Wanted: Emotional and social intelligence in the Presidency
In the wake of the killing of over 100 citizens in Plateau State June 22 -24, President Muhammadu Buhari visited the state to sympathise with the people. He ended up doing the opposite. President Buhari spent time alternately playing the victim on the matter of the frequent herdsmen/farmers’ clashes and praising his regime for alleged success in security management.
In a statement released by his spokesperson while on the trip the president blamed climate change and desperate politicians for the killings.
“We know that a number of geographical and economic factors are contributing to the longstanding herdsmen/farmers clashes,” the statement said. “But we also know that politicians are taking advantage of the situation. This is incredibly unfortunate.”
Addressing the people at the government house in Jos, the president was quoted as saying “Nobody can say that we haven’t done well in terms of security, we have done our best, but the way this situation is now, we can only pray.”
This is insensitive. His remarks amounted to spitting on the bodies of the then unburied victims.
But the worst was yet to come. Two or three days later, the presidency went totally berserk comparing deaths under PDP’s 16 year rule to the deaths in Plateau. The presidency released what it termed “A quick checklist of some savage and brutal killings in Nigeria during PDP rule, between 1999 and 2015, for which no national mourning was declared.”
Worse, on an earlier visit to Taraba in March, still in connection to the killings by the so-called Fulani herdsmen in the state, the president was busy comparing deaths. “As a president, I have sources of getting intelligence on happening across the country and so I should not be expected to always go out to the field to make noise and insult the sensibility of Nigerians before it would be known that I am taking action against the killings. There were more killings in Mambilla (Taraba) than Benue and Zamfara states. I chose to visit Taraba first, but I will be going to Benue and Zamfara after I return from Ghana to also condole with the people,” he had said.
Equally, while discussing with a group of Benue elders whom he had summoned to the presidential villa to discuss the incessant killings in the state – all attributed to marauding Fulani herdsmen, the president admonished them to “in the name of God accommodate your countrymen”. What his statement simply means is that the problem arose because of the failure of Benue and other states to accommodate the herdsmen. Therefore, herdsmen must be accommodated for peace to reign.

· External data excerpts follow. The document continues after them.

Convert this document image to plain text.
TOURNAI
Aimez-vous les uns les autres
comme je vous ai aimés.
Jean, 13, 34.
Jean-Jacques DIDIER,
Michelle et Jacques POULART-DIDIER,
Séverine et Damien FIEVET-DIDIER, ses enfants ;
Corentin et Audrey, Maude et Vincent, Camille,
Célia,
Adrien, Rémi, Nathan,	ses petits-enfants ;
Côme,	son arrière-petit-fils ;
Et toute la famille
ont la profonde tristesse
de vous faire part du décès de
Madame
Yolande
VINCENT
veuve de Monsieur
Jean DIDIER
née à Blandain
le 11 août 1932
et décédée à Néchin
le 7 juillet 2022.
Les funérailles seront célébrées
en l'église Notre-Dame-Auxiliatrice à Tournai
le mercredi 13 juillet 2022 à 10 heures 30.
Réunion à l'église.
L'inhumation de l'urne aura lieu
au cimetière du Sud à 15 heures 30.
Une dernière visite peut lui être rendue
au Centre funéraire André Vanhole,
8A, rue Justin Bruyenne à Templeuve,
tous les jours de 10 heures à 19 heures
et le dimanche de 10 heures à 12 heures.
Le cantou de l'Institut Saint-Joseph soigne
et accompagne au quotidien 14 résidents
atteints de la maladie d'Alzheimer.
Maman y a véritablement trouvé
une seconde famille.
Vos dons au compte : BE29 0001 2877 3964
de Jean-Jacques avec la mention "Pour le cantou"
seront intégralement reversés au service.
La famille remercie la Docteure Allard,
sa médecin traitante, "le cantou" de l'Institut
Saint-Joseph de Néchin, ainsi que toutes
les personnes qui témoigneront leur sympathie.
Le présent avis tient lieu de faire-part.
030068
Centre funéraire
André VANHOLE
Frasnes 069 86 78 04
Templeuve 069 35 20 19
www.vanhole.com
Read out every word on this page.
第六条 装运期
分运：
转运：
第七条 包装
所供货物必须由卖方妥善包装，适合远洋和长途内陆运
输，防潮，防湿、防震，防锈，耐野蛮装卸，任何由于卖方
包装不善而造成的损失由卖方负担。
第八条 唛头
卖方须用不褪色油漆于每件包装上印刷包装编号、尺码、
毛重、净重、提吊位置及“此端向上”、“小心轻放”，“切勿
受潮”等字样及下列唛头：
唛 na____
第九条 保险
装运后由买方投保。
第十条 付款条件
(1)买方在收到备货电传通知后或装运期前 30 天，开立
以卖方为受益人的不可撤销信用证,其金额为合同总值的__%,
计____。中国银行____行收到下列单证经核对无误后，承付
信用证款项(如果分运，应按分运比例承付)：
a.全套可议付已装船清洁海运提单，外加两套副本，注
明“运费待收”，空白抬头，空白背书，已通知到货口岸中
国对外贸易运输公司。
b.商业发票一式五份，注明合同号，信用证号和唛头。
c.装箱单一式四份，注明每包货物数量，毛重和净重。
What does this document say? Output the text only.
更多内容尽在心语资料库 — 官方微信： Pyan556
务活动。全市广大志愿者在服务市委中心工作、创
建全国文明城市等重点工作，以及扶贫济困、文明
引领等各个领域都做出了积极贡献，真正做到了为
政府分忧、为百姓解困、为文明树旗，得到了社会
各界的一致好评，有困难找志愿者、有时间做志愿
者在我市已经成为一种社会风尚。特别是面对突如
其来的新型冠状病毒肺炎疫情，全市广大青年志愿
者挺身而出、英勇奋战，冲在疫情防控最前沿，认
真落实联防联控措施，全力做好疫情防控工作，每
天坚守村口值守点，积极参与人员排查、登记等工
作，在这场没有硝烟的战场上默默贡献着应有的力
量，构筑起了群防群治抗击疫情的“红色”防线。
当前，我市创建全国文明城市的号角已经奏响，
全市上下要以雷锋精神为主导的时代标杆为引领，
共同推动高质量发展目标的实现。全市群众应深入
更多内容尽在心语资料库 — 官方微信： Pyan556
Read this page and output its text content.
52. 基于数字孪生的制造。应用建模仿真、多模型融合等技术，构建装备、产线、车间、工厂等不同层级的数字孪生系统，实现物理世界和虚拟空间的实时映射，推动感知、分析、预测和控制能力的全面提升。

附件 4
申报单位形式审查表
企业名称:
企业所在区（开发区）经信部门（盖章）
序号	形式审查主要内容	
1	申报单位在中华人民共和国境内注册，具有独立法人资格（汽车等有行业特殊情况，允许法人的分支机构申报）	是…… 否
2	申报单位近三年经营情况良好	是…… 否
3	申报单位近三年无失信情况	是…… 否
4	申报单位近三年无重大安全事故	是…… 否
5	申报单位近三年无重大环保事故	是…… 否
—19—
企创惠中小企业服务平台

We refuse to accept that these are normal ways of communicating or commiserating with people who have gone through such excruciating trauma. A president who was elected to protect the lives of all citizens and has repeatedly failed to do so cannot come to tell a people that lost over 200 lives in coordinated attacks that lasted several hours without the intervention of security personnel just an hour away that he has tried his best and that there is nothing more he can do other than resorting to prayer. A president who has failed repeatedly to act even as his citizens are being mercilessly killed and eviscerated cannot turn round with all authority asking the defenceless victims to “accommodate their killers” for peace to rain. It is not normal that a president who has completely failed in his duties to protect the lives and property of the citizens who elected him to perform exactly that function will turn round to begin a game of comparing numbers of deaths with previous administration to present his administration in good light. We cannot accept as normal behaviour the penchant of this president to constantly play one segment of his people against the other or one citizen against the other.
It is time to accept that there is a significant problem with the mindset of the president and his horde of advisers. They are severely deficient in emotional and social intelligence and need help else they will plunge this country into an avoidable crisis and leave its people deeply divided and suspicious of one another.